Windsurf provides plugins for VS Code, JetBrains IDEs, and Vim/Neovim, allowing integration with your existing development environment. Teams mixing VS Code and JetBrains users can share the same AI assistant seamlessly.

Antigravity currently offers only a standalone IDE with no plugins. For flexibility in integrating with existing workflows, Windsurf has the clear advantage.

Pricing

Windsurf Pro is available at $15/month, widely regarded as good value for a stable, production-ready service.

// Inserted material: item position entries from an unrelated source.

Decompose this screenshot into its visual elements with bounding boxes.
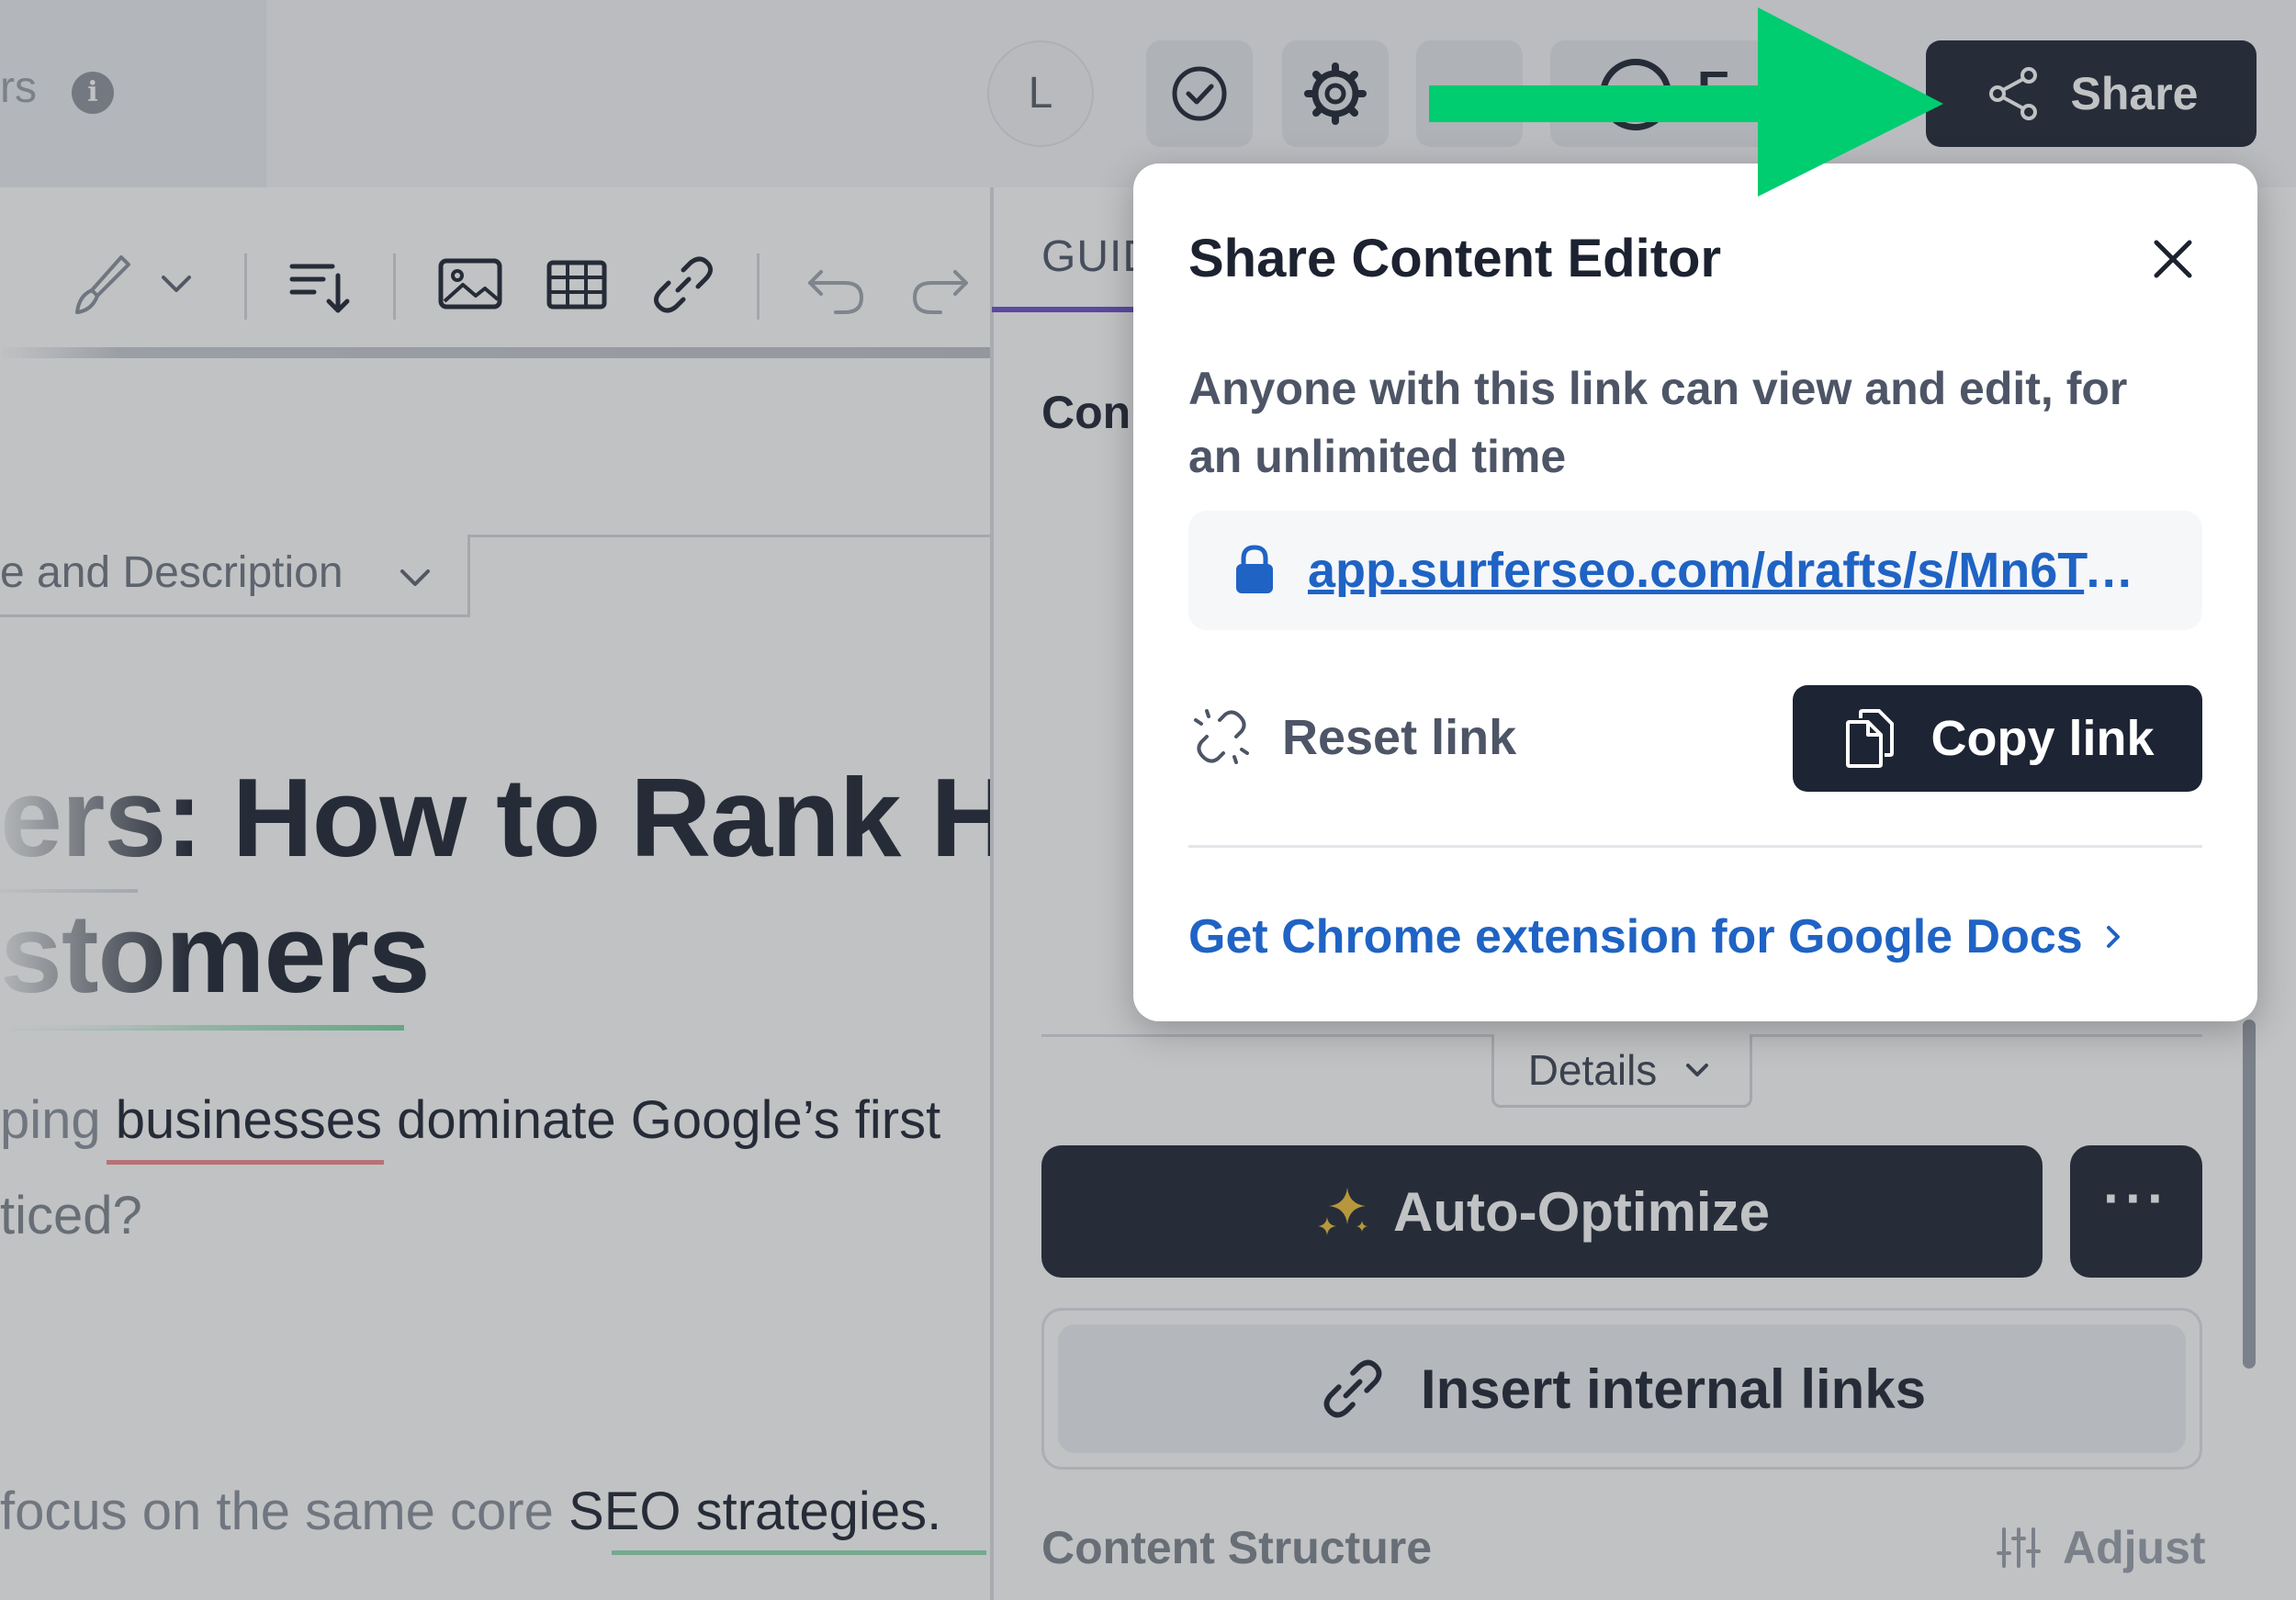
close-button[interactable] xyxy=(2144,230,2202,288)
annotation-arrow xyxy=(1429,7,1943,197)
share-description: Anyone with this link can view and edit,… xyxy=(1188,363,2128,482)
close-icon xyxy=(2154,240,2192,278)
popover-title: Share Content Editor xyxy=(1188,229,1722,288)
copy-link-label: Copy link xyxy=(1930,711,2155,766)
lock-icon xyxy=(1234,544,1275,600)
popover-divider xyxy=(1188,845,2202,848)
reset-link-button[interactable]: Reset link xyxy=(1282,709,1516,766)
chrome-extension-link[interactable]: Get Chrome extension for Google Docs xyxy=(1188,909,2127,964)
copy-link-button[interactable]: Copy link xyxy=(1793,685,2202,792)
copy-icon xyxy=(1846,709,1895,768)
chevron-right-icon xyxy=(2106,926,2120,948)
chrome-extension-label: Get Chrome extension for Google Docs xyxy=(1188,910,2083,963)
broken-link-icon xyxy=(1192,707,1251,771)
share-link[interactable]: app.surferseo.com/drafts/s/Mn6Te... xyxy=(1308,542,2153,599)
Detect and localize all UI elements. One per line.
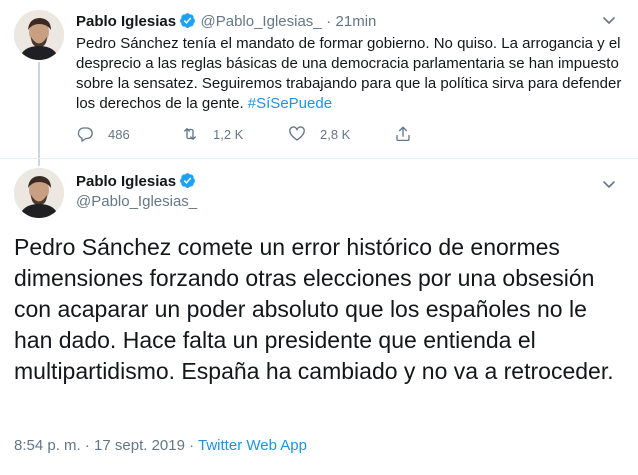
tweet-time[interactable]: 21min	[336, 13, 377, 30]
avatar-photo	[14, 10, 64, 60]
avatar[interactable]	[14, 168, 64, 218]
author-handle[interactable]: @Pablo_Iglesias_	[76, 193, 197, 210]
hashtag-link[interactable]: #SíSePuede	[248, 95, 332, 112]
avatar[interactable]	[14, 10, 64, 60]
reply-count: 486	[108, 126, 130, 142]
avatar-photo	[14, 168, 64, 218]
tweet-text-large: Pedro Sánchez comete un error histórico …	[14, 234, 614, 384]
thread-connector-line	[38, 62, 40, 166]
verified-badge-icon	[180, 173, 195, 188]
retweet-icon	[184, 128, 196, 140]
share-icon	[396, 126, 410, 142]
share-button[interactable]	[394, 125, 426, 143]
tweet-actions: 486 1,2 K 2,8 K	[76, 125, 596, 149]
retweet-count: 1,2 K	[213, 126, 244, 142]
tweet-metadata: 8:54 p. m. · 17 sept. 2019 · Twitter Web…	[14, 437, 307, 454]
like-count: 2,8 K	[320, 126, 351, 142]
author-name[interactable]: Pablo Iglesias	[76, 13, 176, 30]
like-button[interactable]: 2,8 K	[288, 125, 350, 143]
tweet-timestamp[interactable]: 8:54 p. m. · 17 sept. 2019 ·	[14, 437, 194, 454]
chevron-down-icon[interactable]	[601, 12, 617, 28]
reply-button[interactable]: 486	[76, 125, 130, 143]
reply-icon	[77, 127, 93, 142]
separator: ·	[326, 13, 332, 30]
author-name[interactable]: Pablo Iglesias	[76, 173, 176, 190]
tweet-text: Pedro Sánchez tenía el mandato de formar…	[76, 34, 624, 114]
like-icon	[289, 126, 305, 141]
retweet-button[interactable]: 1,2 K	[181, 125, 243, 143]
chevron-down-icon[interactable]	[601, 176, 617, 192]
author-handle[interactable]: @Pablo_Iglesias_	[201, 13, 322, 30]
tweet-divider	[0, 158, 638, 159]
verified-badge-icon	[180, 13, 195, 28]
tweet-body: Pedro Sánchez tenía el mandato de formar…	[76, 35, 622, 112]
tweet-source-link[interactable]: Twitter Web App	[198, 437, 307, 454]
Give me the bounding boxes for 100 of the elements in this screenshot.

Antigravity is currently free during public preview. However, given the high compute costs of Gemini 3, Google is expected to introduce paid plans in 2026 — likely an individual free tier (with rate limits), Pro (~$20/month), and Enterprise (~$40–60/user/month).

Which Should You Choose?

Choose Antigravity if you:

  • Are an individual developer or experimenter who loves cutting-edge tools
  • Need parallel multi-agent processing for large tasks
  • Want deep Gemini model integration in your workflow
  • Want to use it free (during the preview period)
  • Are an early adopter eager to experience the future of AI development

Choose Windsurf if you:

  • Need stable, production-ready operation for critical projects
  • Want to integrate with existing IDEs (VS Code, JetBrains)
  • Must meet enterprise security requirements (SOC 2 Type II)
  • Prioritize predictable, reliable behavior on your development team
  • Use .NET / C# as your primary language

Looking back

Antigravity and Windsurf share the same origin but have taken different paths. Antigravity harnesses Google's technical power and multi-agent capabilities to push the frontier of AI development, while Windsurf builds on stability and ecosystem integration for production adoption.

For individual developers and experimental projects, Antigravity's free preview is well worth exploring. For team development and production services, Windsurf's stability is a significant advantage at this stage.

As Antigravity's stability and feature set mature, this comparison will likely shift considerably. Watch for major updates in the second half of 2026.